Menurut techcrunch.com, pada hari Minggu, Bharti Airtel, operator telekomunikasi terbesar kedua di India dengan lebih dari 463 juta pelanggan, mengumumkan kemitraannya dengan Google untuk mengintegrasikan sistem penyaringan spam tingkat jaringan operator ke dalam ekosistem RCS di negara tersebut.

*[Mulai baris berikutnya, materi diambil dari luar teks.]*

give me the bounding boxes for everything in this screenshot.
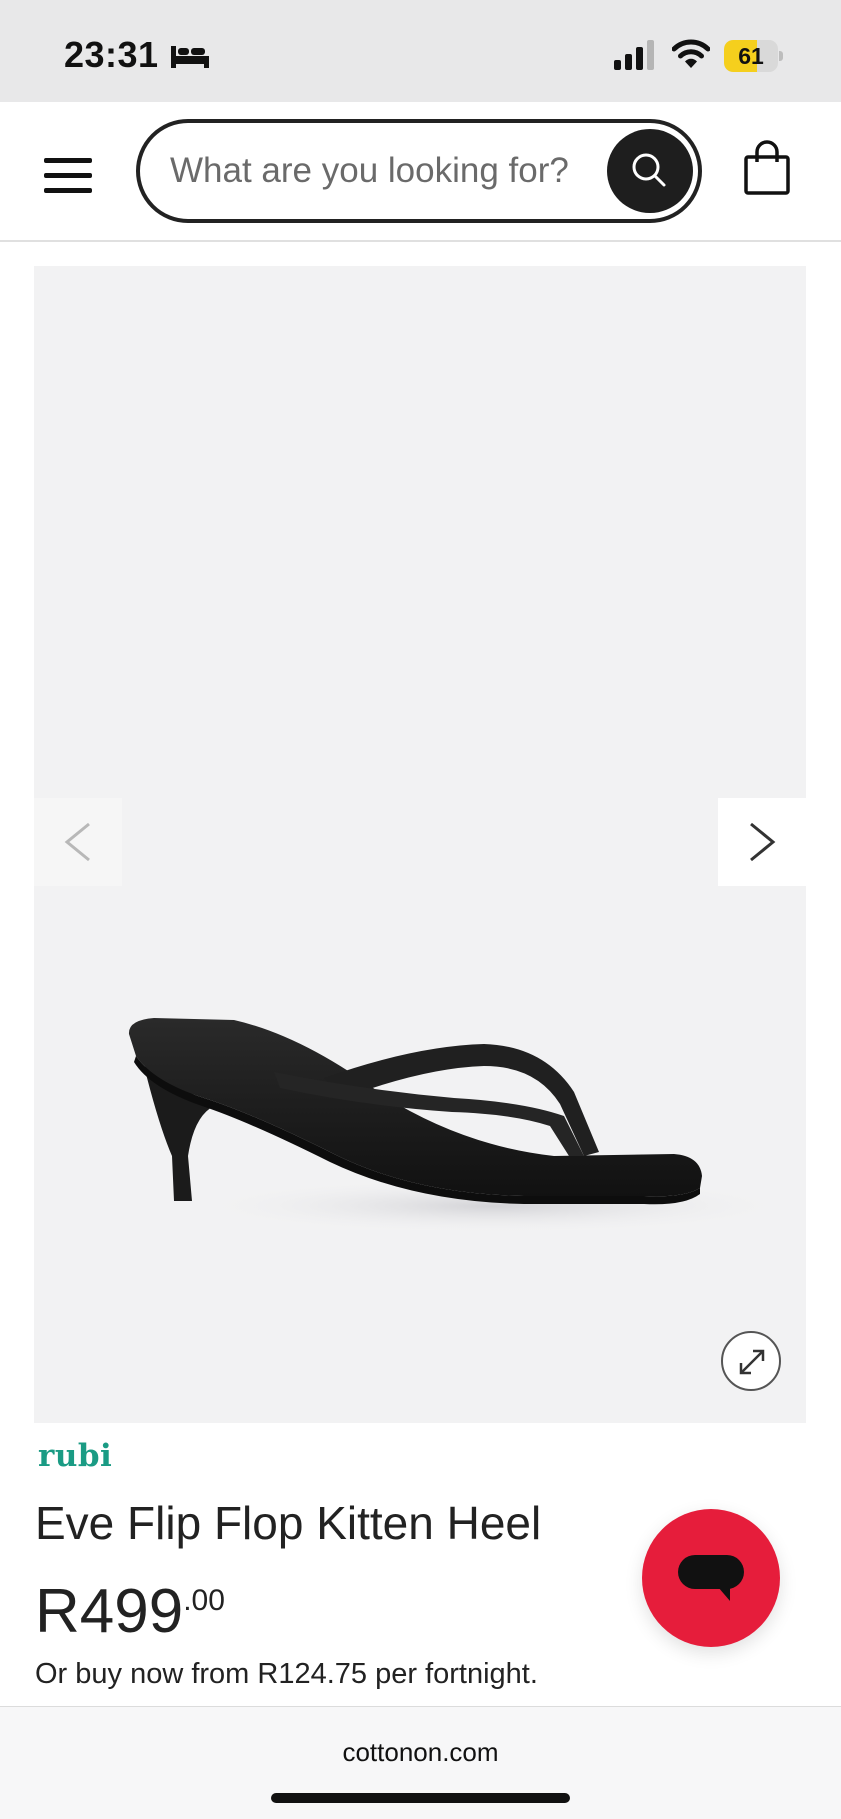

Langkah ini bertujuan untuk memperkuat perlindungan terhadap pesan tidak diinginkan dan penipuan di platform tersebut, kata kedua perusahaan.
India telah menjadi pasar yang sangat menantang untuk spam dan penipuan di saluran pesan, didorong oleh basis pengguna seluler yang besar, pertumbuhan pesat pembayaran digital, dan praktik pemasaran perusahaan yang agresif. Pada 2022, keluhan tentang iklan tidak diinginkan di RCS Google yang sebagian besar dikirim melalui aplikasi Google Messages cukup signifikan untuk mendorong perusahaan menghentikan sementara promosi bisnis di platform tersebut di India. Namun, beberapa pengguna terus melaporkan frustrasi dengan pesan spam di Google Messages, menunjukkan bahwa masalah tersebut belum sepenuhnya mereda.

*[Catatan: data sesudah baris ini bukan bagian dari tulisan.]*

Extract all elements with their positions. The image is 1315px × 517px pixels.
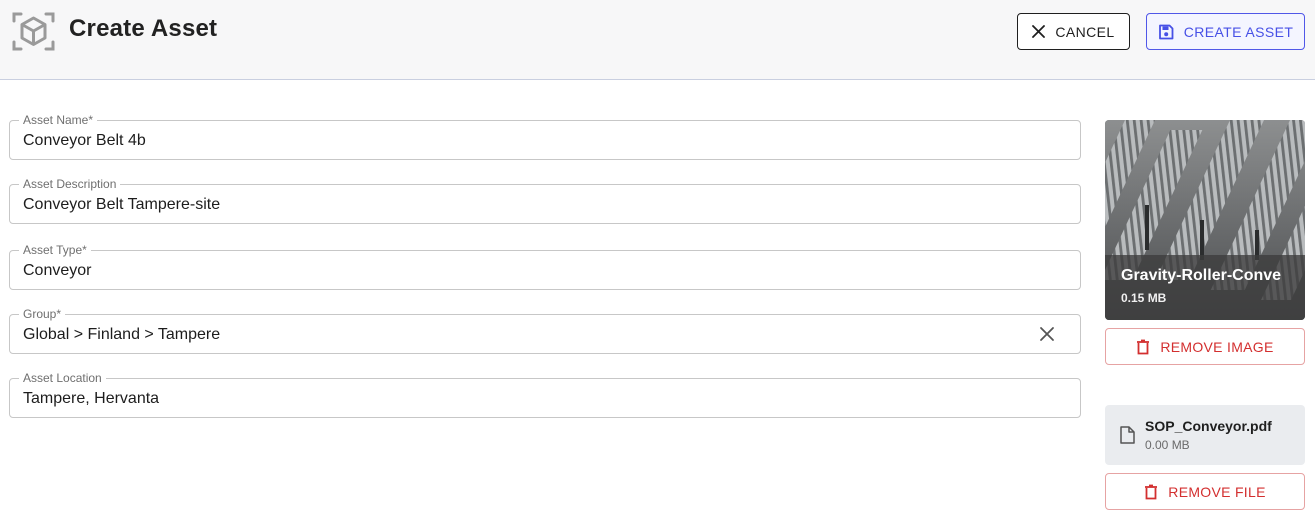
file-size: 0.00 MB xyxy=(1145,438,1190,452)
remove-file-label: REMOVE FILE xyxy=(1168,483,1266,500)
remove-file-button[interactable]: REMOVE FILE xyxy=(1105,473,1305,510)
asset-description-value: Conveyor Belt Tampere-site xyxy=(23,196,221,213)
cancel-button[interactable]: CANCEL xyxy=(1017,13,1130,50)
asset-cube-icon xyxy=(12,12,55,51)
asset-name-label: Asset Name* xyxy=(19,113,98,127)
remove-image-button[interactable]: REMOVE IMAGE xyxy=(1105,328,1305,365)
asset-type-label: Asset Type* xyxy=(19,243,91,257)
asset-type-value: Conveyor xyxy=(23,262,92,279)
group-label: Group* xyxy=(19,307,66,321)
remove-image-label: REMOVE IMAGE xyxy=(1160,338,1274,355)
group-field[interactable]: Group* Global > Finland > Tampere xyxy=(9,307,1081,354)
asset-image-preview: Gravity-Roller-Conve 0.15 MB xyxy=(1105,120,1305,320)
image-filesize: 0.15 MB xyxy=(1121,291,1167,305)
asset-location-label: Asset Location xyxy=(19,371,106,385)
group-value: Global > Finland > Tampere xyxy=(23,326,221,343)
create-asset-button[interactable]: CREATE ASSET xyxy=(1146,13,1305,50)
create-asset-button-label: CREATE ASSET xyxy=(1183,23,1294,40)
asset-location-value: Tampere, Hervanta xyxy=(23,390,160,407)
asset-type-field[interactable]: Asset Type* Conveyor xyxy=(9,243,1081,290)
trash-icon xyxy=(1137,339,1150,354)
attached-file: SOP_Conveyor.pdf 0.00 MB xyxy=(1105,405,1305,465)
close-icon xyxy=(1032,25,1046,38)
trash-icon xyxy=(1145,484,1158,499)
asset-name-value: Conveyor Belt 4b xyxy=(23,132,146,149)
page-header: Create Asset CANCEL CREATE ASSET xyxy=(0,0,1315,80)
image-filename: Gravity-Roller-Conve xyxy=(1121,267,1282,284)
asset-name-field[interactable]: Asset Name* Conveyor Belt 4b xyxy=(9,113,1081,160)
save-icon xyxy=(1158,24,1174,39)
asset-location-field[interactable]: Asset Location Tampere, Hervanta xyxy=(9,371,1081,418)
clear-icon[interactable] xyxy=(1038,325,1056,343)
file-icon xyxy=(1120,426,1135,444)
cancel-button-label: CANCEL xyxy=(1055,23,1115,40)
image-caption-overlay xyxy=(1105,255,1305,320)
file-name: SOP_Conveyor.pdf xyxy=(1145,418,1272,434)
asset-description-field[interactable]: Asset Description Conveyor Belt Tampere-… xyxy=(9,177,1081,224)
page-title: Create Asset xyxy=(69,15,218,42)
asset-description-label: Asset Description xyxy=(19,177,121,191)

Airtel mengatakan bahwa mereka telah berhati-hati dalam menyelaraskan lebih lanjut dengan RCS Google hingga lalu lintas dapat diarahkan melalui kontrol spam mereka sendiri, menyoroti kekhawatiran operator tentang risiko penipuan yang meningkat.
“Kami belum mengintegrasikan Google karena kami ingin pesan RCS terlebih dahulu diarahkan melalui filter spam Airtel,” kata juru bicara Airtel.

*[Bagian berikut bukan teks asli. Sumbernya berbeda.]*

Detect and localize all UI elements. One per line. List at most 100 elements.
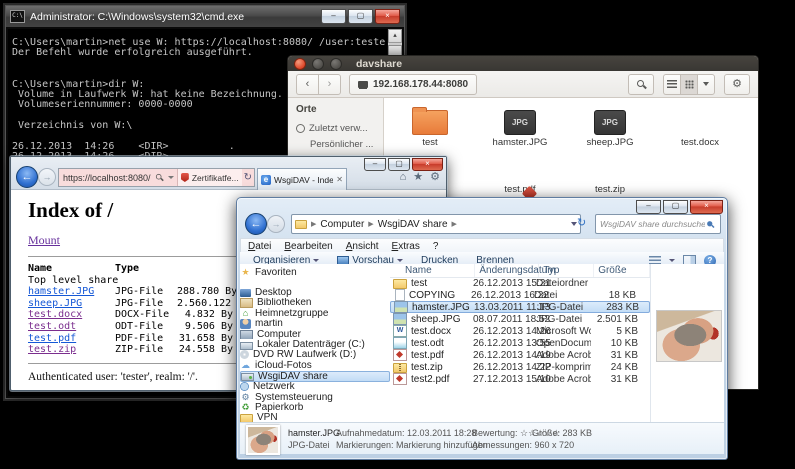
column-header[interactable]: Änderungsdatum xyxy=(475,264,539,277)
mount-link[interactable]: Mount xyxy=(28,233,60,248)
sidebar-item[interactable]: DVD RW Laufwerk (D:) xyxy=(240,350,390,360)
file-row[interactable]: test2.pdf 27.12.2013 15:10 Adobe Acrobat… xyxy=(390,373,650,385)
cmd-close-button[interactable]: × xyxy=(375,9,400,24)
view-options-dropdown[interactable] xyxy=(697,74,715,95)
breadcrumb[interactable]: ▶ Computer ▶ WsgiDAV share ▶ xyxy=(291,214,581,234)
settings-button[interactable]: ⚙ xyxy=(724,74,750,95)
tools-gear-icon[interactable]: ⚙ xyxy=(430,171,440,183)
certificate-error-badge[interactable]: Zertifikatfe... xyxy=(177,169,242,186)
sidebar-place-item[interactable]: Zuletzt verw... xyxy=(288,120,383,136)
file-row[interactable]: test.pdf 26.12.2013 14:19 Adobe Acrobat … xyxy=(390,349,650,361)
file-link[interactable]: test.pdf xyxy=(28,333,76,344)
cmd-maximize-button[interactable]: ▢ xyxy=(348,9,373,24)
menu-item[interactable]: ? xyxy=(433,241,439,252)
nautilus-minimize-button[interactable] xyxy=(312,58,324,70)
ie-close-button[interactable]: × xyxy=(412,158,443,171)
scroll-up-icon[interactable]: ▴ xyxy=(388,29,402,43)
sidebar-place-item[interactable]: Persönlicher ... xyxy=(288,136,383,152)
nautilus-close-button[interactable] xyxy=(294,58,306,70)
file-icon xyxy=(393,313,407,325)
sidebar-item[interactable]: Lokaler Datenträger (C:) xyxy=(240,339,390,349)
file-link[interactable]: test.odt xyxy=(28,321,76,332)
file-link[interactable]: sheep.JPG xyxy=(28,298,82,309)
file-row[interactable]: test.docx 26.12.2013 14:26 Microsoft Wor… xyxy=(390,325,650,337)
file-item[interactable]: test.pdf xyxy=(475,149,565,195)
chevron-down-icon[interactable] xyxy=(168,176,174,179)
search-box[interactable]: WsgiDAV share durchsuchen xyxy=(595,214,721,234)
file-row[interactable]: COPYING 26.12.2013 16:22 Datei 18 KB xyxy=(390,289,650,301)
back-button[interactable]: ‹ xyxy=(296,74,318,95)
sidebar-item-icon: ⌂ xyxy=(240,308,251,318)
file-link[interactable]: test.docx xyxy=(28,309,82,320)
nautilus-titlebar[interactable]: davshare xyxy=(288,56,758,71)
file-item[interactable]: hamster.JPG xyxy=(475,102,565,148)
sidebar-item[interactable]: ⚙ Systemsteuerung xyxy=(240,392,390,402)
file-row[interactable]: test.zip 26.12.2013 14:22 ZIP-komprimier… xyxy=(390,361,650,373)
refresh-icon[interactable]: ↻ xyxy=(244,172,252,183)
sidebar-item[interactable]: ★ Favoriten xyxy=(240,267,390,277)
file-link[interactable]: test.zip xyxy=(28,344,76,355)
file-row[interactable]: test 26.12.2013 15:21 Dateiordner xyxy=(390,277,650,289)
sidebar-item[interactable]: ♻ Papierkorb xyxy=(240,402,390,412)
details-file-type: JPG-Datei xyxy=(288,440,330,450)
sidebar-item-icon: ☁ xyxy=(240,360,251,370)
file-icon xyxy=(393,325,407,337)
forward-button[interactable]: › xyxy=(318,74,341,95)
menu-item[interactable]: Datei xyxy=(248,241,271,252)
file-row[interactable]: sheep.JPG 08.07.2011 18:52 JPG-Datei 2.5… xyxy=(390,313,650,325)
home-icon[interactable]: ⌂ xyxy=(400,171,407,183)
sidebar-item[interactable]: ☁ iCloud-Fotos xyxy=(240,360,390,370)
grid-view-button[interactable] xyxy=(680,74,697,95)
menu-item[interactable]: Bearbeiten xyxy=(284,241,332,252)
file-item[interactable]: sheep.JPG xyxy=(565,102,655,148)
sidebar-item[interactable]: VPN xyxy=(240,413,390,422)
menu-item[interactable]: Ansicht xyxy=(346,241,379,252)
column-header[interactable]: Größe xyxy=(594,264,650,277)
breadcrumb-item-computer[interactable]: Computer xyxy=(320,219,364,230)
sidebar-item[interactable]: Netzwerk xyxy=(240,382,390,392)
column-header[interactable]: Typ xyxy=(539,264,594,277)
column-header[interactable]: Name xyxy=(390,264,475,277)
sidebar-item[interactable]: Desktop xyxy=(240,287,390,297)
details-tags[interactable]: Markierungen: Markierung hinzufügen xyxy=(336,440,488,450)
chevron-right-icon: ▶ xyxy=(452,220,457,228)
file-label: sheep.JPG xyxy=(587,137,634,148)
favorites-star-icon[interactable]: ★ xyxy=(413,171,423,183)
ie-minimize-button[interactable]: – xyxy=(364,158,386,171)
search-button[interactable] xyxy=(628,74,654,95)
file-item[interactable]: test xyxy=(385,102,475,148)
tab-close-icon[interactable]: ✕ xyxy=(336,175,343,184)
sidebar-item[interactable]: martin xyxy=(240,319,390,329)
cmd-titlebar[interactable]: C:\ Administrator: C:\Windows\system32\c… xyxy=(6,6,404,27)
list-view-button[interactable] xyxy=(663,74,680,95)
chevron-down-icon[interactable] xyxy=(669,259,675,262)
places-header: Orte xyxy=(296,104,383,115)
browser-tab[interactable]: e WsgiDAV - Index of / ✕ xyxy=(257,168,347,190)
sidebar-item[interactable]: ⌂ Heimnetzgruppe xyxy=(240,308,390,318)
forward-button[interactable]: → xyxy=(38,168,56,186)
file-item[interactable]: test.zip xyxy=(565,149,655,195)
refresh-icon[interactable]: ↻ xyxy=(577,216,586,229)
location-breadcrumb[interactable]: 192.168.178.44:8080 xyxy=(349,74,477,95)
menu-item[interactable]: Extras xyxy=(392,241,420,252)
search-icon xyxy=(155,173,164,182)
place-icon xyxy=(296,139,306,149)
url-text[interactable]: https://localhost:8080/ xyxy=(59,173,154,183)
address-bar[interactable]: https://localhost:8080/ Zertifikatfe... … xyxy=(58,168,255,187)
file-link[interactable]: hamster.JPG xyxy=(28,286,94,297)
sidebar-item[interactable]: Computer xyxy=(240,329,390,339)
back-button[interactable]: ← xyxy=(245,213,267,235)
ie-maximize-button[interactable]: ▢ xyxy=(388,158,410,171)
back-button[interactable]: ← xyxy=(16,166,38,188)
sidebar-item-icon xyxy=(240,319,251,329)
forward-button[interactable]: → xyxy=(267,215,285,233)
sidebar-item[interactable]: WsgiDAV share xyxy=(240,371,390,382)
file-row[interactable]: test.odt 26.12.2013 13:55 OpenDocument T… xyxy=(390,337,650,349)
nautilus-maximize-button[interactable] xyxy=(330,58,342,70)
file-row[interactable]: hamster.JPG 13.03.2011 11:13 JPG-Datei 2… xyxy=(390,301,650,313)
file-item[interactable]: test.docx xyxy=(655,102,745,148)
cmd-minimize-button[interactable]: – xyxy=(321,9,346,24)
nautilus-toolbar: ‹ › 192.168.178.44:8080 ⚙ xyxy=(288,71,758,98)
sidebar-item[interactable]: Bibliotheken xyxy=(240,298,390,308)
breadcrumb-item-share[interactable]: WsgiDAV share xyxy=(378,219,448,230)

Dalam kemitraan ini, kecerdasan jaringan Airtel akan digabungkan dengan platform RCS Google untuk memfasilitasi pemeriksaan real-time pada pesan bisnis, termasuk verifikasi pengirim, deteksi spam, dan penegakan preferensi jangan ganggu pengguna. Airtel menggambarkan langkah ini sebagai yang pertama di dunia dalam mengintegrasikan filter spam operator telekomunikasi langsung ke platform pesan over-the-top, meskipun kedua perusahaan tidak memberikan rincian perbandingan.
“Kami berkomitmen untuk terus bekerja sama dengan ekosistem operator telekomunikasi yang lebih luas untuk menciptakan pengalaman pesan yang konsisten dan tepercaya bagi pengguna RCS di seluruh dunia,” kata Sameer Samat, Presiden Ekosistem Android di Google, dalam sebuah pernyataan. Komentar ini menandakan perusahaan mungkin akan memperluas model ini di luar India saat berusaha menstandarkan keamanan di seluruh ekosistem RCS.